# Beethoven: Les symphonies



## Johnnie Burgess (Aug 30, 2015)

Does anyone else have this set. It has 20 different recordings of Beethoven symphonies. They were selected by conductors. Only 1 recording has been since 1970.

https://www.prestomusic.com/classic...rales-la-discotheque-ideale-de-diapason-vol-3


----------



## joen_cph (Jan 17, 2010)

Johnnie Burgess said:


> Does anyone else have this set. It has 20 different recordings of Beethoven symphonies. They were selected by conductors.
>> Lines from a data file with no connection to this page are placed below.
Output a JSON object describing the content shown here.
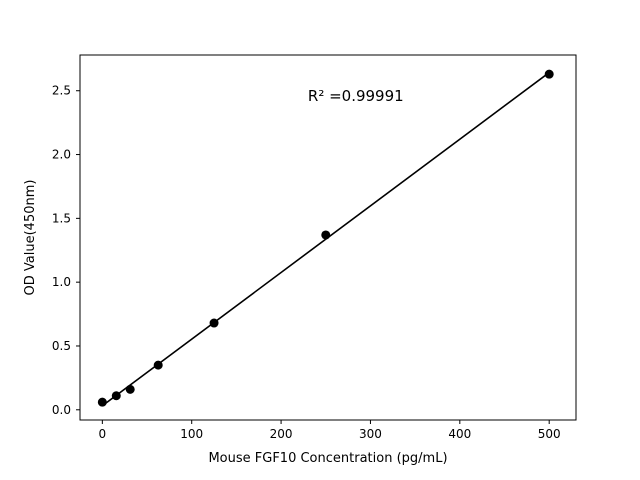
{
  "chart_data": {
    "type": "scatter",
    "x": [
      0,
      15.6,
      31.2,
      62.5,
      125,
      250,
      500
    ],
    "y": [
      0.06,
      0.11,
      0.16,
      0.35,
      0.68,
      1.37,
      2.63
    ],
    "title": "",
    "xlabel": "Mouse FGF10 Concentration (pg/mL)",
    "ylabel": "OD Value(450nm)",
    "annotation": "R² =0.99991",
    "annotation_xy": [
      230,
      2.42
    ],
    "xlim": [
      -25,
      530
    ],
    "ylim": [
      -0.08,
      2.78
    ],
    "xticks": [
      0,
      100,
      200,
      300,
      400,
      500
    ],
    "yticks": [
      0.0,
      0.5,
      1.0,
      1.5,
      2.0,
      2.5
    ],
    "grid": false,
    "legend_position": "none",
    "marker_color": "#000000",
    "line_color": "#000000",
    "background_color": "#ffffff"
  }
}
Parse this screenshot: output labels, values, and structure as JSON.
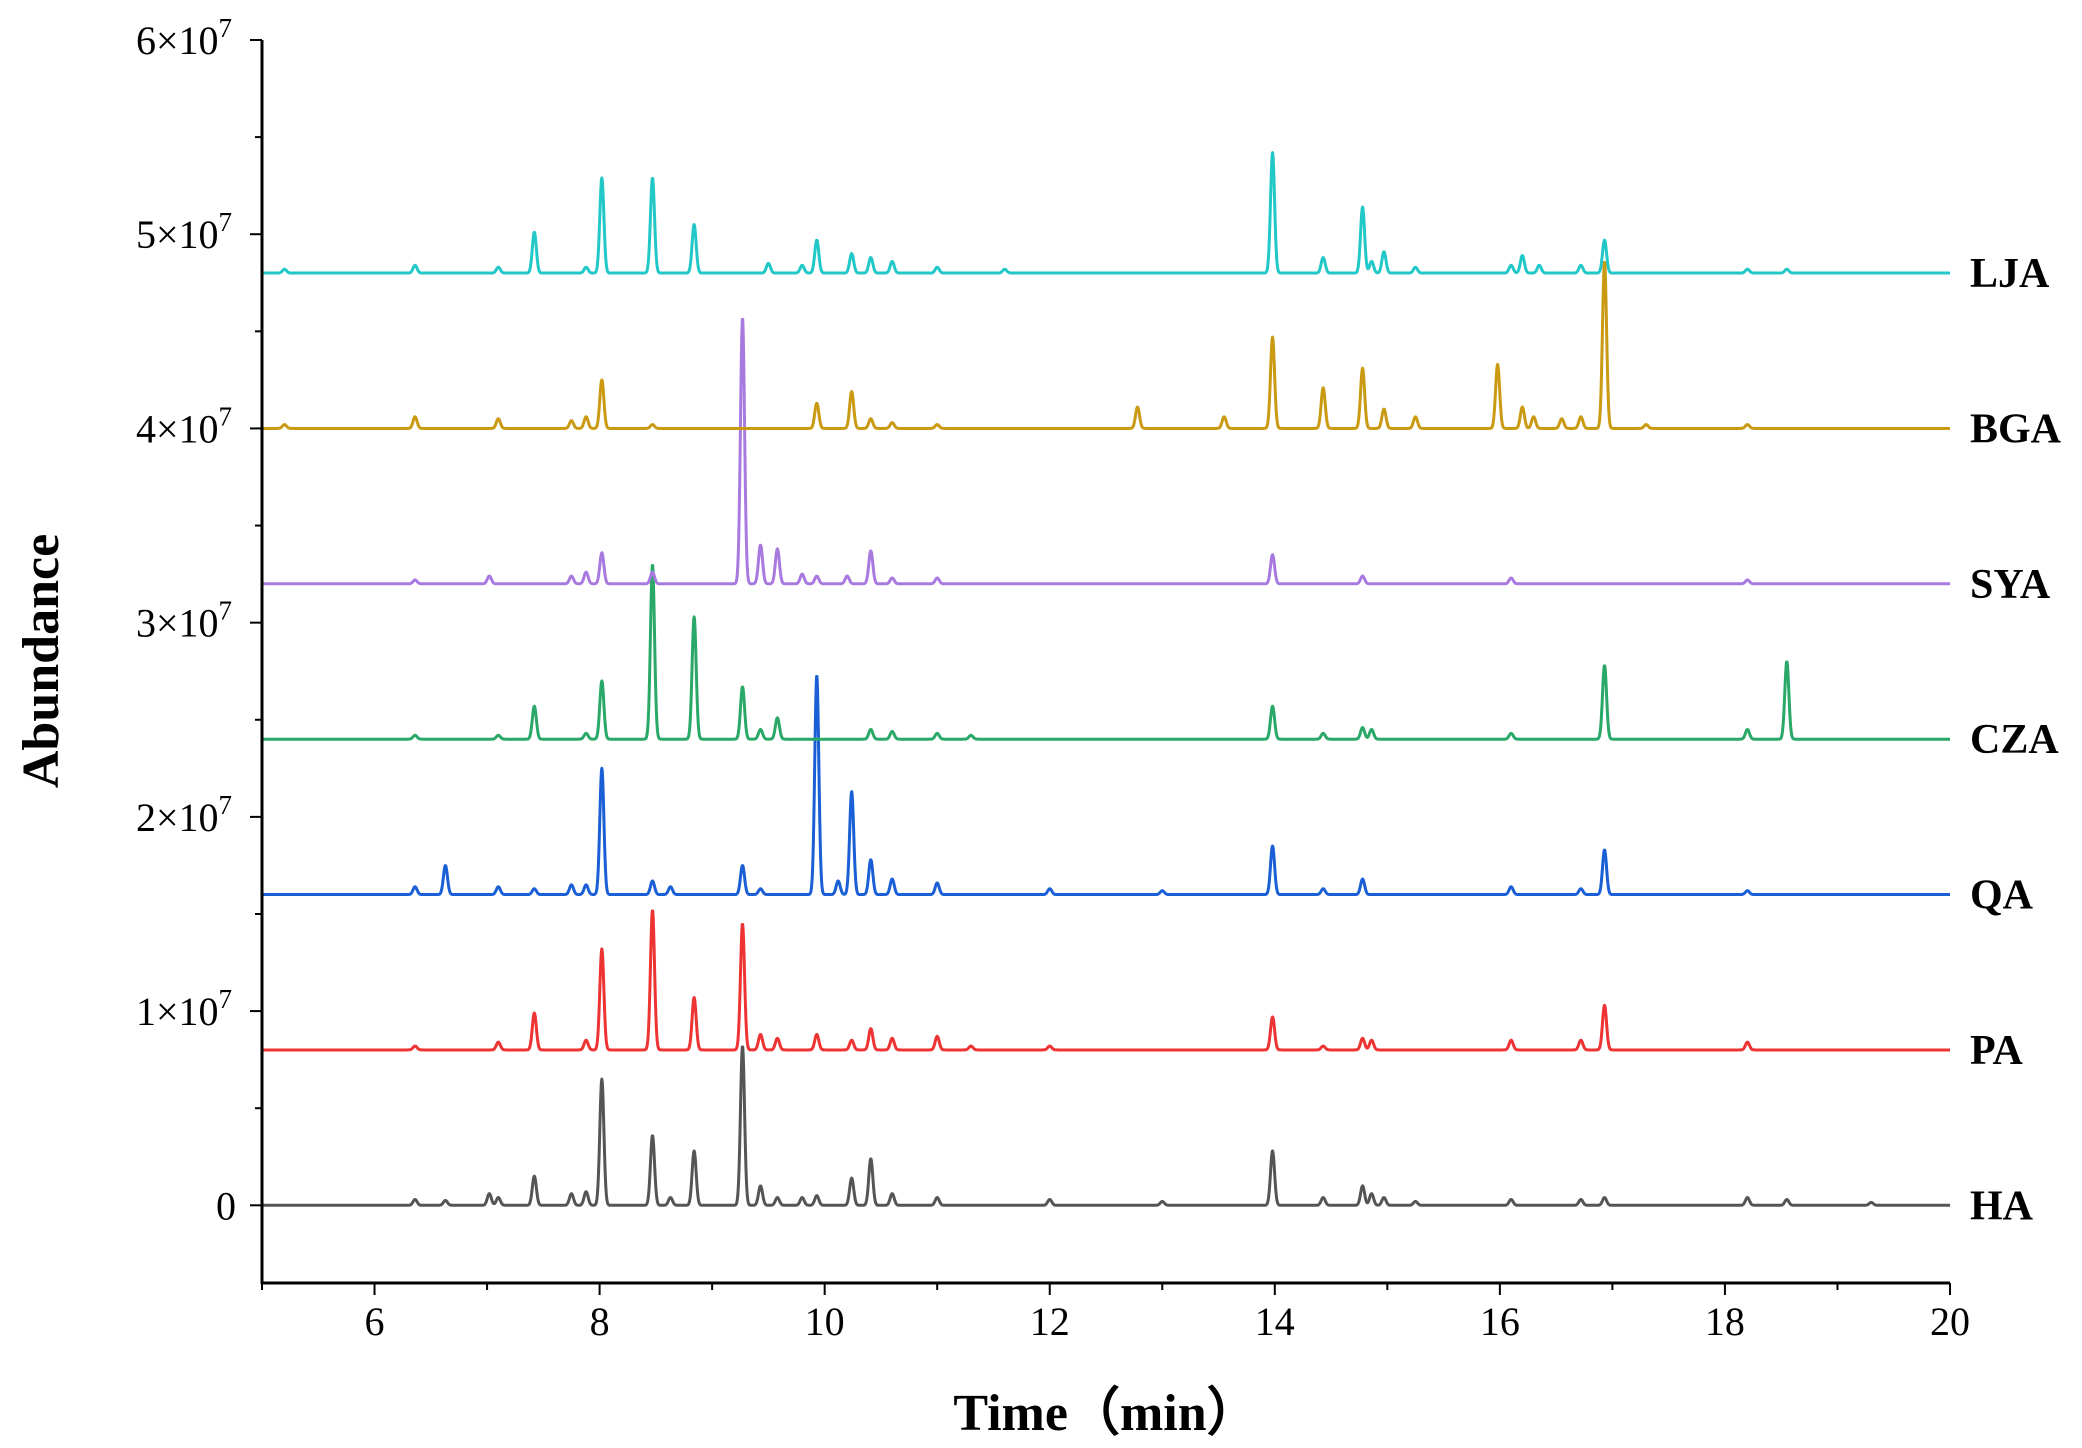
{
  "chart_data": {
    "type": "line",
    "title": "",
    "xlabel": "Time（min）",
    "ylabel": "Abundance",
    "xlim": [
      5,
      20
    ],
    "ylim": [
      -4000000,
      60000000
    ],
    "x_ticks": [
      6,
      8,
      10,
      12,
      14,
      16,
      18,
      20
    ],
    "x_tick_labels": [
      "6",
      "8",
      "10",
      "12",
      "14",
      "16",
      "18",
      "20"
    ],
    "y_ticks": [
      0,
      10000000,
      20000000,
      30000000,
      40000000,
      50000000,
      60000000
    ],
    "y_tick_labels": [
      {
        "mantissa": "0",
        "exponent": ""
      },
      {
        "mantissa": "1×10",
        "exponent": "7"
      },
      {
        "mantissa": "2×10",
        "exponent": "7"
      },
      {
        "mantissa": "3×10",
        "exponent": "7"
      },
      {
        "mantissa": "4×10",
        "exponent": "7"
      },
      {
        "mantissa": "5×10",
        "exponent": "7"
      },
      {
        "mantissa": "6×10",
        "exponent": "7"
      }
    ],
    "grid": false,
    "legend": "series labels at right end of each trace",
    "series": [
      {
        "name": "HA",
        "color": "#555555",
        "baseline": 0,
        "peaks": [
          [
            6.36,
            0.3
          ],
          [
            6.63,
            0.25
          ],
          [
            7.02,
            0.6
          ],
          [
            7.1,
            0.4
          ],
          [
            7.42,
            1.5
          ],
          [
            7.75,
            0.6
          ],
          [
            7.88,
            0.7
          ],
          [
            8.02,
            6.5
          ],
          [
            8.47,
            3.6
          ],
          [
            8.63,
            0.4
          ],
          [
            8.84,
            2.8
          ],
          [
            9.27,
            8.2
          ],
          [
            9.43,
            1.0
          ],
          [
            9.58,
            0.4
          ],
          [
            9.8,
            0.4
          ],
          [
            9.93,
            0.5
          ],
          [
            10.24,
            1.4
          ],
          [
            10.41,
            2.4
          ],
          [
            10.6,
            0.6
          ],
          [
            11.0,
            0.4
          ],
          [
            12.0,
            0.3
          ],
          [
            13.0,
            0.2
          ],
          [
            13.98,
            2.8
          ],
          [
            14.43,
            0.4
          ],
          [
            14.78,
            1.0
          ],
          [
            14.86,
            0.6
          ],
          [
            14.97,
            0.4
          ],
          [
            15.25,
            0.2
          ],
          [
            16.1,
            0.3
          ],
          [
            16.72,
            0.3
          ],
          [
            16.93,
            0.4
          ],
          [
            18.2,
            0.4
          ],
          [
            18.55,
            0.3
          ],
          [
            19.3,
            0.15
          ]
        ]
      },
      {
        "name": "PA",
        "color": "#ee3333",
        "baseline": 8000000,
        "peaks": [
          [
            6.36,
            0.2
          ],
          [
            7.1,
            0.4
          ],
          [
            7.42,
            1.9
          ],
          [
            7.88,
            0.5
          ],
          [
            8.02,
            5.2
          ],
          [
            8.47,
            7.2
          ],
          [
            8.84,
            2.7
          ],
          [
            9.27,
            6.5
          ],
          [
            9.43,
            0.8
          ],
          [
            9.58,
            0.6
          ],
          [
            9.93,
            0.8
          ],
          [
            10.24,
            0.5
          ],
          [
            10.41,
            1.1
          ],
          [
            10.6,
            0.6
          ],
          [
            11.0,
            0.7
          ],
          [
            11.3,
            0.2
          ],
          [
            12.0,
            0.2
          ],
          [
            13.98,
            1.7
          ],
          [
            14.43,
            0.2
          ],
          [
            14.78,
            0.6
          ],
          [
            14.86,
            0.5
          ],
          [
            16.1,
            0.5
          ],
          [
            16.72,
            0.5
          ],
          [
            16.93,
            2.3
          ],
          [
            18.2,
            0.4
          ]
        ]
      },
      {
        "name": "QA",
        "color": "#1a5fd6",
        "baseline": 16000000,
        "peaks": [
          [
            6.36,
            0.4
          ],
          [
            6.63,
            1.5
          ],
          [
            7.1,
            0.4
          ],
          [
            7.42,
            0.3
          ],
          [
            7.75,
            0.5
          ],
          [
            7.88,
            0.5
          ],
          [
            8.02,
            6.5
          ],
          [
            8.47,
            0.7
          ],
          [
            8.63,
            0.4
          ],
          [
            9.27,
            1.5
          ],
          [
            9.43,
            0.3
          ],
          [
            9.93,
            11.3
          ],
          [
            10.12,
            0.7
          ],
          [
            10.24,
            5.3
          ],
          [
            10.41,
            1.8
          ],
          [
            10.6,
            0.8
          ],
          [
            11.0,
            0.6
          ],
          [
            12.0,
            0.3
          ],
          [
            13.0,
            0.2
          ],
          [
            13.98,
            2.5
          ],
          [
            14.43,
            0.3
          ],
          [
            14.78,
            0.8
          ],
          [
            16.1,
            0.4
          ],
          [
            16.72,
            0.3
          ],
          [
            16.93,
            2.3
          ],
          [
            18.2,
            0.2
          ]
        ]
      },
      {
        "name": "CZA",
        "color": "#2aa868",
        "baseline": 24000000,
        "peaks": [
          [
            6.36,
            0.2
          ],
          [
            7.1,
            0.2
          ],
          [
            7.42,
            1.7
          ],
          [
            7.88,
            0.3
          ],
          [
            8.02,
            3.0
          ],
          [
            8.47,
            9.0
          ],
          [
            8.84,
            6.3
          ],
          [
            9.27,
            2.7
          ],
          [
            9.43,
            0.5
          ],
          [
            9.58,
            1.1
          ],
          [
            10.41,
            0.5
          ],
          [
            10.6,
            0.4
          ],
          [
            11.0,
            0.3
          ],
          [
            11.3,
            0.2
          ],
          [
            13.98,
            1.7
          ],
          [
            14.43,
            0.3
          ],
          [
            14.78,
            0.6
          ],
          [
            14.86,
            0.5
          ],
          [
            16.1,
            0.3
          ],
          [
            16.93,
            3.8
          ],
          [
            18.2,
            0.5
          ],
          [
            18.55,
            4.0
          ]
        ]
      },
      {
        "name": "SYA",
        "color": "#a87ae0",
        "baseline": 32000000,
        "peaks": [
          [
            6.36,
            0.2
          ],
          [
            7.02,
            0.4
          ],
          [
            7.75,
            0.4
          ],
          [
            7.88,
            0.6
          ],
          [
            8.02,
            1.6
          ],
          [
            8.47,
            0.6
          ],
          [
            9.27,
            13.7
          ],
          [
            9.43,
            2.0
          ],
          [
            9.58,
            1.8
          ],
          [
            9.8,
            0.5
          ],
          [
            9.93,
            0.4
          ],
          [
            10.2,
            0.4
          ],
          [
            10.41,
            1.7
          ],
          [
            10.6,
            0.3
          ],
          [
            11.0,
            0.3
          ],
          [
            13.98,
            1.5
          ],
          [
            14.78,
            0.4
          ],
          [
            16.1,
            0.3
          ],
          [
            18.2,
            0.2
          ]
        ]
      },
      {
        "name": "BGA",
        "color": "#c99a12",
        "baseline": 40000000,
        "peaks": [
          [
            5.2,
            0.2
          ],
          [
            6.36,
            0.6
          ],
          [
            7.1,
            0.5
          ],
          [
            7.75,
            0.4
          ],
          [
            7.88,
            0.6
          ],
          [
            8.02,
            2.5
          ],
          [
            8.47,
            0.2
          ],
          [
            9.93,
            1.3
          ],
          [
            10.24,
            1.9
          ],
          [
            10.41,
            0.5
          ],
          [
            10.6,
            0.3
          ],
          [
            11.0,
            0.2
          ],
          [
            12.78,
            1.1
          ],
          [
            13.55,
            0.6
          ],
          [
            13.98,
            4.7
          ],
          [
            14.43,
            2.1
          ],
          [
            14.78,
            3.1
          ],
          [
            14.97,
            1.0
          ],
          [
            15.25,
            0.6
          ],
          [
            15.98,
            3.3
          ],
          [
            16.2,
            1.1
          ],
          [
            16.3,
            0.6
          ],
          [
            16.55,
            0.5
          ],
          [
            16.72,
            0.6
          ],
          [
            16.93,
            8.6
          ],
          [
            17.3,
            0.2
          ],
          [
            18.2,
            0.2
          ]
        ]
      },
      {
        "name": "LJA",
        "color": "#22c8c8",
        "baseline": 48000000,
        "peaks": [
          [
            5.2,
            0.2
          ],
          [
            6.36,
            0.4
          ],
          [
            7.1,
            0.3
          ],
          [
            7.42,
            2.1
          ],
          [
            7.88,
            0.3
          ],
          [
            8.02,
            4.9
          ],
          [
            8.47,
            4.9
          ],
          [
            8.84,
            2.5
          ],
          [
            9.5,
            0.5
          ],
          [
            9.8,
            0.4
          ],
          [
            9.93,
            1.7
          ],
          [
            10.24,
            1.0
          ],
          [
            10.41,
            0.8
          ],
          [
            10.6,
            0.6
          ],
          [
            11.0,
            0.3
          ],
          [
            11.6,
            0.2
          ],
          [
            13.98,
            6.2
          ],
          [
            14.43,
            0.8
          ],
          [
            14.78,
            3.4
          ],
          [
            14.86,
            0.6
          ],
          [
            14.97,
            1.1
          ],
          [
            15.25,
            0.3
          ],
          [
            16.1,
            0.4
          ],
          [
            16.2,
            0.9
          ],
          [
            16.35,
            0.4
          ],
          [
            16.72,
            0.4
          ],
          [
            16.93,
            1.7
          ],
          [
            18.2,
            0.2
          ],
          [
            18.55,
            0.2
          ]
        ]
      }
    ]
  }
}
Only 1 recording has been since 1970.
> 
> https://www.prestomusic.com/classic...rales-la-discotheque-ideale-de-diapason-vol-3


I have some of the recordings, but not that set. A real lot in mono, but most likely it's only Weingartner and Mengelberg that has very old sound, Mengelberg always being worth hearing however.


----------



## Merl (Jul 28, 2016)

I have that set. It's quite a mishmash. Some crackers and then Mengelberg and Furtwangler. Lol


----------



## Johnnie Burgess (Aug 30, 2015)

Merl said:


> I have that set. It's quite a mishmash. Some crackers and then Mengelberg and Furtwangler. Lol


Think they could have picked another version of the 9th and not 2 by Furtwangler. Could have chosen another 5th and avoided the one of Krajan.


----------



## joen_cph (Jan 17, 2010)

Oh yes, there's an early Furtwängler/BPO too, with old sound as well.
But it's quite different from the later Furtwängler.


----------



## Johnnie Burgess (Aug 30, 2015)

This set did not have a recording by Carlos Kleiber but 2 by his dad Erich, 3 and 6th.


----------



## joen_cph (Jan 17, 2010)

I think those are among his better ones and quite good.


----------